緑内障あるいはコントロール患者由来の生体試料を解析し、緑内障診断や重篤度判定に有用な指標(バイオマーカー)を探索しています。信頼性の高いマーカーを見出すことにより、将来的には、血液検査や尿検査のみで緑内障診断が可能になると期待されています。

4. ゲノム解析による緑内障発症の遺伝的基盤の解明

個々人のゲノム情報と緑内障発症率、重篤度及び薬剤反応性との相関性を見出し、疾患予防や診断精度・治療効果の向上を目指した個別化医療を実現します。

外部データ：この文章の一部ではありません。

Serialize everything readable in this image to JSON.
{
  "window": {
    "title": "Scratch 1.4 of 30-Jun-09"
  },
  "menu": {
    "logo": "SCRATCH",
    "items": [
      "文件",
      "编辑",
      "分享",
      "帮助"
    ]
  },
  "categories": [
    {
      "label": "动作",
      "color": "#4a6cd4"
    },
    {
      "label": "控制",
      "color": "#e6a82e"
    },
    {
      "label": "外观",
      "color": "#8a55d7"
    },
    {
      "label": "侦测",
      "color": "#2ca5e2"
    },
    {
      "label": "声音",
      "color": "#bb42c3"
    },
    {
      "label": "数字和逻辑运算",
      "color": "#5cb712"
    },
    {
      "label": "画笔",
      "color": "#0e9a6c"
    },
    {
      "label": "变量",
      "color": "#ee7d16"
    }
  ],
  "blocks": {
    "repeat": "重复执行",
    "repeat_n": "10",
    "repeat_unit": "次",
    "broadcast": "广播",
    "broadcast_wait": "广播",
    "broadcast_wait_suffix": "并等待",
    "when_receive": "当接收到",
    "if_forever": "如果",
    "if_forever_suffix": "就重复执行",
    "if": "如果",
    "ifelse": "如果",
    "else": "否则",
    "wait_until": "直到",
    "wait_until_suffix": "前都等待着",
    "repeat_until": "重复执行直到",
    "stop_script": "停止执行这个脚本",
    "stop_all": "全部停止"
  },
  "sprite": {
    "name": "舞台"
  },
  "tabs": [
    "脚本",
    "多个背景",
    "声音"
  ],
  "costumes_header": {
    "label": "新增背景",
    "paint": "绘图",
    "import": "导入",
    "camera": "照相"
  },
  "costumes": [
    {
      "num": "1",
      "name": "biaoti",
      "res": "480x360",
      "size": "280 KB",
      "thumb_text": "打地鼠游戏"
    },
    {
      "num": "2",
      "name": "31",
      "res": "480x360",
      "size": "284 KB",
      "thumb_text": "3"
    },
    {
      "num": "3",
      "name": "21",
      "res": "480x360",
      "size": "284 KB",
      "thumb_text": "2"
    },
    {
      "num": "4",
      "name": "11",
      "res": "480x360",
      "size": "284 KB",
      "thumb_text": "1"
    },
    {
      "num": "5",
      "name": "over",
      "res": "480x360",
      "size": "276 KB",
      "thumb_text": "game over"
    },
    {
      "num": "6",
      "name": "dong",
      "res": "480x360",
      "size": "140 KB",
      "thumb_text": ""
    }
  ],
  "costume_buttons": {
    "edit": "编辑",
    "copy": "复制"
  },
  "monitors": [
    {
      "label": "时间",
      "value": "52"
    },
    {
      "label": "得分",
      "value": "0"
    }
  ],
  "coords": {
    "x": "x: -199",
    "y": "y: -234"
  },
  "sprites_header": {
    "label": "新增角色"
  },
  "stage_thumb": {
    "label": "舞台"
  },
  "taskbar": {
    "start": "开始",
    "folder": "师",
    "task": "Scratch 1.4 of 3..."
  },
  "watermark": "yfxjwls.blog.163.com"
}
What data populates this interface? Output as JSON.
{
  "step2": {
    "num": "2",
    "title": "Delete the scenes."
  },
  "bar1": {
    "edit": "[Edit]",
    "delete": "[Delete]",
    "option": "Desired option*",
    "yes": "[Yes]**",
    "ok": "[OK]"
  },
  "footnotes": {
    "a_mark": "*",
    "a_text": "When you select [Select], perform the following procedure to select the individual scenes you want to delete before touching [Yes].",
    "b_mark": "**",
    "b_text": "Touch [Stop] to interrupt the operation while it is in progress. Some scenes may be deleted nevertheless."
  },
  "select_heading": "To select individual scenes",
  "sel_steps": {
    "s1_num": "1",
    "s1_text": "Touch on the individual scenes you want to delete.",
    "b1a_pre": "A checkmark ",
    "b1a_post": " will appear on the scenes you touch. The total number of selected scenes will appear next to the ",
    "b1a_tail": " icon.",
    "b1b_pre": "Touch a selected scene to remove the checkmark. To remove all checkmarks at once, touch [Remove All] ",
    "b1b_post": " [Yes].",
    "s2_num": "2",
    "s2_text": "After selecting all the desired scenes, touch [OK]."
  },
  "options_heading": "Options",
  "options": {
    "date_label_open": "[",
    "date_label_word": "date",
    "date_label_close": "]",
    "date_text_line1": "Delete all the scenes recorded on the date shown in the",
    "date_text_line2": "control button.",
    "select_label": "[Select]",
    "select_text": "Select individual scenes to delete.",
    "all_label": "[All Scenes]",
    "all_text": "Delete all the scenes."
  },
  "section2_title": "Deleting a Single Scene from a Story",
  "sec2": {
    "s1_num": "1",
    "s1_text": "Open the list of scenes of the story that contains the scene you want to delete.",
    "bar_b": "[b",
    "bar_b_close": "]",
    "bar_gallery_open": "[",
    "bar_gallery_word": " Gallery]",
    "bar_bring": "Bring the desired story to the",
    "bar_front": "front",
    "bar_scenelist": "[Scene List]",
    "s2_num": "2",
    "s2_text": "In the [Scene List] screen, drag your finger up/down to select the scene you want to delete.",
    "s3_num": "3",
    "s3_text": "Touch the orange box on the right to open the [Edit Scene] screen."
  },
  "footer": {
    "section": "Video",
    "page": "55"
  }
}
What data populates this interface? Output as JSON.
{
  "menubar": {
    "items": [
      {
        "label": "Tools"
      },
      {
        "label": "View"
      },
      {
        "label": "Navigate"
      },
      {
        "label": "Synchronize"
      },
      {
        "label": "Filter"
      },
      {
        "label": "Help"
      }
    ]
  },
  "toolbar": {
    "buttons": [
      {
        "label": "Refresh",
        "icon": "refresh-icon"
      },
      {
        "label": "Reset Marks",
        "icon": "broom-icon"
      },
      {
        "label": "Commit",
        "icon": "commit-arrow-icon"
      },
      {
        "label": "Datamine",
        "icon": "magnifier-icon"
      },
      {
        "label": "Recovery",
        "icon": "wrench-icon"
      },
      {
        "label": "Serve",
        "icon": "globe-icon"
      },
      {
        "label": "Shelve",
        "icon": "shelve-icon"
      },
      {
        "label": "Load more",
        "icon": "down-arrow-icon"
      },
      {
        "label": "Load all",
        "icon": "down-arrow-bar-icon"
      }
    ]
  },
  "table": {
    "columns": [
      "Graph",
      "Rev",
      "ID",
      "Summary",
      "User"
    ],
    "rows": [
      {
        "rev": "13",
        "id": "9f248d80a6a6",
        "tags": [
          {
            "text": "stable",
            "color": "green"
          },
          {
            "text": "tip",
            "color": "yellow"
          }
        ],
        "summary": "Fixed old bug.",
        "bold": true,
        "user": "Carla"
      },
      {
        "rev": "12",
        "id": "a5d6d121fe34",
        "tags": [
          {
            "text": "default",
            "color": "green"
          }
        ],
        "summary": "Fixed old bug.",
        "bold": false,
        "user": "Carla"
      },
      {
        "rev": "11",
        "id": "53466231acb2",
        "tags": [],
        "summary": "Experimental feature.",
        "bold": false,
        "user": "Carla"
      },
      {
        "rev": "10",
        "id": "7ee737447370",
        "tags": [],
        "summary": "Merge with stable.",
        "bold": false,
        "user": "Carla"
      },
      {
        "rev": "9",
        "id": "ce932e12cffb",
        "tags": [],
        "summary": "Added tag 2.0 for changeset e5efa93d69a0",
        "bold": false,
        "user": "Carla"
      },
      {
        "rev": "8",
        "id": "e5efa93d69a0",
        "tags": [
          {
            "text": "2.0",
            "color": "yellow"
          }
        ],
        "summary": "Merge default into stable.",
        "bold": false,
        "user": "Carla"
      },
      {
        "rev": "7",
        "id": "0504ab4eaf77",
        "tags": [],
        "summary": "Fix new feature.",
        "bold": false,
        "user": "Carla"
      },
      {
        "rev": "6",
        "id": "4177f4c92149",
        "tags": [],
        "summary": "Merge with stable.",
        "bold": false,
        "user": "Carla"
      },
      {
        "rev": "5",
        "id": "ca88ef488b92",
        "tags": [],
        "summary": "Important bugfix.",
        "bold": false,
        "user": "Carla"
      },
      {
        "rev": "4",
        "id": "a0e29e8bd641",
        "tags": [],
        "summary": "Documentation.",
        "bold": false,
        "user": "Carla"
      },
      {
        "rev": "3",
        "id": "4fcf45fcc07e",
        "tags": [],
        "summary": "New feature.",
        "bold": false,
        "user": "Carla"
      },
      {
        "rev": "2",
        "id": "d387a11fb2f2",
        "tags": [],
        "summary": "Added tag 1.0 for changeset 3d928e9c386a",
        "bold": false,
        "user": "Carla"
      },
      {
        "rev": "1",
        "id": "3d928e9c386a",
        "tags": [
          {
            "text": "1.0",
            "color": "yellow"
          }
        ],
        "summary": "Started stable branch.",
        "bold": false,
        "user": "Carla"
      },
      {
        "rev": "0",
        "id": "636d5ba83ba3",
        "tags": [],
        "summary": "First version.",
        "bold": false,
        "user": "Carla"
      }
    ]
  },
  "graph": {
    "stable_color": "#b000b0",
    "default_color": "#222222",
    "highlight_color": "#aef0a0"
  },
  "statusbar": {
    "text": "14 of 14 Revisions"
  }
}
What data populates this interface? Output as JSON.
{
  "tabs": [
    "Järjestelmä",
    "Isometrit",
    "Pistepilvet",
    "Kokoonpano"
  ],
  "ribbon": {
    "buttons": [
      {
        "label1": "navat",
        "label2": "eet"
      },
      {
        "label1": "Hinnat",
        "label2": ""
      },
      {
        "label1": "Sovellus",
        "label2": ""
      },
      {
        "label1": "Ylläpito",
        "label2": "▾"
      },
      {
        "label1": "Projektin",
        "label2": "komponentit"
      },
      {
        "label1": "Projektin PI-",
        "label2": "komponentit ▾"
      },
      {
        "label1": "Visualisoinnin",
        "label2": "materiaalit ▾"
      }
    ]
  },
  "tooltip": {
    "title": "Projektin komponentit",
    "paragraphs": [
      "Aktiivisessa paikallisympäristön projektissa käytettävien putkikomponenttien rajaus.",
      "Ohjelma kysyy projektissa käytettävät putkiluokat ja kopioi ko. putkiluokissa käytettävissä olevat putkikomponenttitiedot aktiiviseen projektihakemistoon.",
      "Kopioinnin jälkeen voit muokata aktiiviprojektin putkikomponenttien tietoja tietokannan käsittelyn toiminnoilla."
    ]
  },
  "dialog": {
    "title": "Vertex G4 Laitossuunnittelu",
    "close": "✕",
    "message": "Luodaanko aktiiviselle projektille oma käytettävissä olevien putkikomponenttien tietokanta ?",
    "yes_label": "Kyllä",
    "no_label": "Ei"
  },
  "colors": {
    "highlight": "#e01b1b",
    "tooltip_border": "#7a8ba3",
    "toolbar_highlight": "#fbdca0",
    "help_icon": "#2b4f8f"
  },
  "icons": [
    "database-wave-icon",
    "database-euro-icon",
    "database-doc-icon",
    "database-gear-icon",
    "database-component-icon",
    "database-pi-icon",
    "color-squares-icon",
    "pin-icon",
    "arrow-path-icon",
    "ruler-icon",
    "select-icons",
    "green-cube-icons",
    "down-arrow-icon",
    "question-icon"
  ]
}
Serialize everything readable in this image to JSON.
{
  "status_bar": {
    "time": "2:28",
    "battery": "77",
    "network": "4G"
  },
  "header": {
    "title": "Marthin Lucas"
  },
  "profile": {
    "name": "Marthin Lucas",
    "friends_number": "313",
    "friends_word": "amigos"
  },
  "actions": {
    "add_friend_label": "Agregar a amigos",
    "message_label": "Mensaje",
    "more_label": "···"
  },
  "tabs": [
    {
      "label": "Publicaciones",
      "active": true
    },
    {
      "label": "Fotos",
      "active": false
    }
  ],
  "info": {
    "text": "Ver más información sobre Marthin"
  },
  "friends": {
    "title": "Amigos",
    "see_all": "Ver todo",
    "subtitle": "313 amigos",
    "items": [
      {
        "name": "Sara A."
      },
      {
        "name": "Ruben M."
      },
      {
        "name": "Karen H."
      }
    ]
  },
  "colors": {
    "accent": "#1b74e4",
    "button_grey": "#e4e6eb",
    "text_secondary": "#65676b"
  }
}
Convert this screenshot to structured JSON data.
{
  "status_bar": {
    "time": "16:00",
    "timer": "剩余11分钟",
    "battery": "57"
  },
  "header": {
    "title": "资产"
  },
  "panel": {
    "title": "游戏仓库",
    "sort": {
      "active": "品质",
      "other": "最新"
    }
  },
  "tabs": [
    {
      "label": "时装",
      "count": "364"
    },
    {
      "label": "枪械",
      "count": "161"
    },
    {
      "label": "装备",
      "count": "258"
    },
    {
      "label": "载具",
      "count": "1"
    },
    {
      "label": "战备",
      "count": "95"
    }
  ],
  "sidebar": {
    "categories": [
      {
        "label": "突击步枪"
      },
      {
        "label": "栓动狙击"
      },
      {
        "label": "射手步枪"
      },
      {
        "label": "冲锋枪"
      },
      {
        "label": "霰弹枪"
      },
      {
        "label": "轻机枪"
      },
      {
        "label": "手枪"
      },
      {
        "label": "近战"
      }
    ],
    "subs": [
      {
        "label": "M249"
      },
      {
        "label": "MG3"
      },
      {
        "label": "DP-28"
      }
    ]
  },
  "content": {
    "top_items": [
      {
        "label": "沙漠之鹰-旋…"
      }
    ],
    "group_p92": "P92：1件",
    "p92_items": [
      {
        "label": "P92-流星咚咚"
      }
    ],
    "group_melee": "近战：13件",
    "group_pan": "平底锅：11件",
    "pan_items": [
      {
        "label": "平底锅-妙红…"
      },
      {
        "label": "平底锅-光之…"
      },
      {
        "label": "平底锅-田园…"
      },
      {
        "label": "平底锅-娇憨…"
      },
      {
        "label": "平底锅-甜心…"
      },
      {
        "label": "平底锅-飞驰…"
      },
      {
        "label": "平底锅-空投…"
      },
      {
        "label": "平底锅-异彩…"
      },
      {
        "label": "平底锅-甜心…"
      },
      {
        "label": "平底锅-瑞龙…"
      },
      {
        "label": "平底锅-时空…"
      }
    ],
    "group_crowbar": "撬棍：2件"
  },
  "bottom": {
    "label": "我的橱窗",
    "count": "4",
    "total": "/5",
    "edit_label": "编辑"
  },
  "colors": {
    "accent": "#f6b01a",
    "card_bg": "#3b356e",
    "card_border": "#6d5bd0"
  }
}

5.緑内障手術後、組織瘢痕化をもたらすメカニズムの解明

緑内障手術後、眼圧コントロールが不良となる予後不良群が存在し、その原因として組織の瘢痕化が挙げられます。そこで、緑内障手術を施行された患者から眼組織および前房水を採取・解析し、瘢痕反応に関連する分子メカニズムを明らかにすることで、予後不良群の減少を目指します。

応用遺伝子学・網膜グループ

1. 遺伝子治療による視覚再建

当科では、遺伝子治療の開発に向けた基礎研究も行っています。一般的に遺伝子治療は、異常な遺伝子によって機能不全をおこしている細胞に、外から正常に働く遺伝子を導入することで治療する手法です。そこで我々は網膜色素変性症に対する遺伝子補充療法の開発に向けた研究を行っています。網膜色素変性症は視細胞の変性により進行性の視覚異常をきたす、難治の遺伝性網膜疾患です。そこで、正常に働く遺伝子を補充することで治療することを目指しています。また、遺伝子工学の世界では、細胞に遺伝子を導入することで、細胞自体の機能を変えることも一般に行われています。我々は、外部から遺伝子を導入することで、網膜の特定の細胞の機能を付与できないかと考えております。すなわち、失われた細胞と同様の機能を別の細胞に獲得させることで視覚の再建ができるのではと考えています。

2. 視覚脳科学

視覚再建のためには、視覚路のメカニズムを理解することが必要です。そこで我々は神経科学的アプローチにより解明することを目指しています。視細胞から脳に至る視覚の神経回路を、分子生物学、行動学、電気生理学的手法を用いて、視覚の発生・可塑性について解析しています。

3.新規眼内灌流液開発に向けた基礎的研究と実用化

私たちは、前房水や硝子体液の解析を行い、その中に活性イオウ分子種が存在することと、その強力な抗酸化能を明らかにしました。これをもとに活性イオウ分子種の優れた抗酸化能力を生かした新規眼内灌流液の開発を進めています。

4.抗網膜抗体の測定

網膜色素変性症と抗網膜抗体(自己抗体)との関わりを解析するため、患者さんの血液から抗網膜抗体の検出・測定を行っています。

iPS細胞グループ

iPS細胞由来網膜細胞の研究

当科ではiPS細胞を用いて、網膜組織に分化誘導することにより難治性網膜疾患及び視神経疾患の病態解明を目指しています。これまで倫理的な側面から評価が難しかったヒト網膜組織で研究を行うことで、ヒトに対して効果的な新規の薬剤や治療法の開発へとつなげる研究を行っています。